In 2023 there are still plenty of manufacturers that still have not properly investigated the use of 3D print technologies, although they may have heard much about it.
These companies have portfolios of parts they have been manufacturing, possibly for many years. They may be expert in producing them with conventional methods, but initially they will have no AM skills. Because of that they really don’t know whether any of their parts could be effectively produced using additive processes.
Hence their usual question, “Can I print this?”
EOS North America wants to short-circuit that process by answering the question with an online service. Here’s how it works:
- Customer selects a specific part to be evaluated
- Customer visits the service’s website
- Customer answers several basic questions about the part, including usage, material type, how it’s made today, part costs and goals for using additive manufacturing
- Service produces a very detailed report on the part
- Customer reviews the analysis and can then decide whether to proceed or not for that part
The entire process is automated, so there’s no need to engage sales staff. This is a key aspect of the service because some operations may be reluctant to trigger constant and aggressive sales calls for a question that may not even be relevant for their parts. Here it’s painless — and quick — to proceed online.
EOS explains the contents:
- Application geometry analysis
- Recommended AM system (3D printer) and material
- Recommended material qualities in comparison to current application material
- Financial break-even and production time analysis in comparison to current manufacturing
- CPP comparison to current manufacturing process and product life cycle
- “Smart” CPP analysis that adjusts based on part orientation
I’ve seen a sample report from this new service, and it’s quite comprehensive. The service report is very specific, recommending a combination of material and printer that optimizes delivery time and production cost. It also provides a direct comparison with alternative making methods, such as CNC milling or injection molding, so the reader will immediately understand the benefits — if they exist.
What’s really interesting is that the part’s properties are estimated and then compared to the original material used by the customer. This allows them to instantly see whether the part will meet the engineering requirements.
A considerable portion of the report is based on financial analysis. The idea is to enable the manufacturer to make an intelligent decision about whether to produce the part with additive processes. While there are technical aspects to the decision, ultimately it comes down to the cost of production and delivery time cycles, and they are exquisitely analyzed in the generated report.
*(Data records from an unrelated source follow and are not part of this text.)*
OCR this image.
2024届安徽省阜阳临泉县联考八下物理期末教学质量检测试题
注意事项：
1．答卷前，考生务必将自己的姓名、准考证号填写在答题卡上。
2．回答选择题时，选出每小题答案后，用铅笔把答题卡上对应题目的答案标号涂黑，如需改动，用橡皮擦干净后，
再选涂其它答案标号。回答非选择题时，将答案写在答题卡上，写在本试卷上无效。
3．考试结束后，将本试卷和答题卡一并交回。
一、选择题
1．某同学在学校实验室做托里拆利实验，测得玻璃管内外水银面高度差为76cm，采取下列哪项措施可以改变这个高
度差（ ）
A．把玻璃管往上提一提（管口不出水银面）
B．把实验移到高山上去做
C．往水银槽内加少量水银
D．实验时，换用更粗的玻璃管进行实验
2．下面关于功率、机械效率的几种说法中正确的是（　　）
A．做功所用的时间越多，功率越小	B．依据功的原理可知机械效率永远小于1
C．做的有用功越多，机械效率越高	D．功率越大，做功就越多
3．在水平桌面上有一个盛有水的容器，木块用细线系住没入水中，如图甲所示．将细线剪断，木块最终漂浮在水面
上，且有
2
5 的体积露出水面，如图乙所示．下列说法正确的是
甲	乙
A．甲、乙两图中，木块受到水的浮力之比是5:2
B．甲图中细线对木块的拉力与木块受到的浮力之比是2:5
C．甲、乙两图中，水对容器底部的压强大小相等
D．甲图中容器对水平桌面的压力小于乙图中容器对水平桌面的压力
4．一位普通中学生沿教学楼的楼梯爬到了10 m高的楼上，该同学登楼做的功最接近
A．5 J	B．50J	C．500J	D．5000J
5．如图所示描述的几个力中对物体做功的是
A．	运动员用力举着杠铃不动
How could EOS North America develop such a sophisticated system? It turns out they’ve partnered with CASTOR, a company that’s been producing a tool to perform this type of analysis. However, by fronting the service through EOS, many more companies will benefit from the service.
The service is provided entirely free of charge — but only for up to five parts per manufacturer. They can do more if required, but I get the impression there is likely a fee for doing so through EOS North America’s Additive Minds division.
I’m thinking this service could help break down some barriers to the adoption of 3D printing from companies that are new to the technology and having trouble knowing how to get started. While they could have dealt directly with CASTOR and similar services, the new, friendly — and free — service from EOS is going to attract many more participants.
Finally, this is a service from EOS North America, meaning it’s available only on that continent. However, it sounds like EOS is considering expanding its availability to other regions, presumably if it’s successful in North America.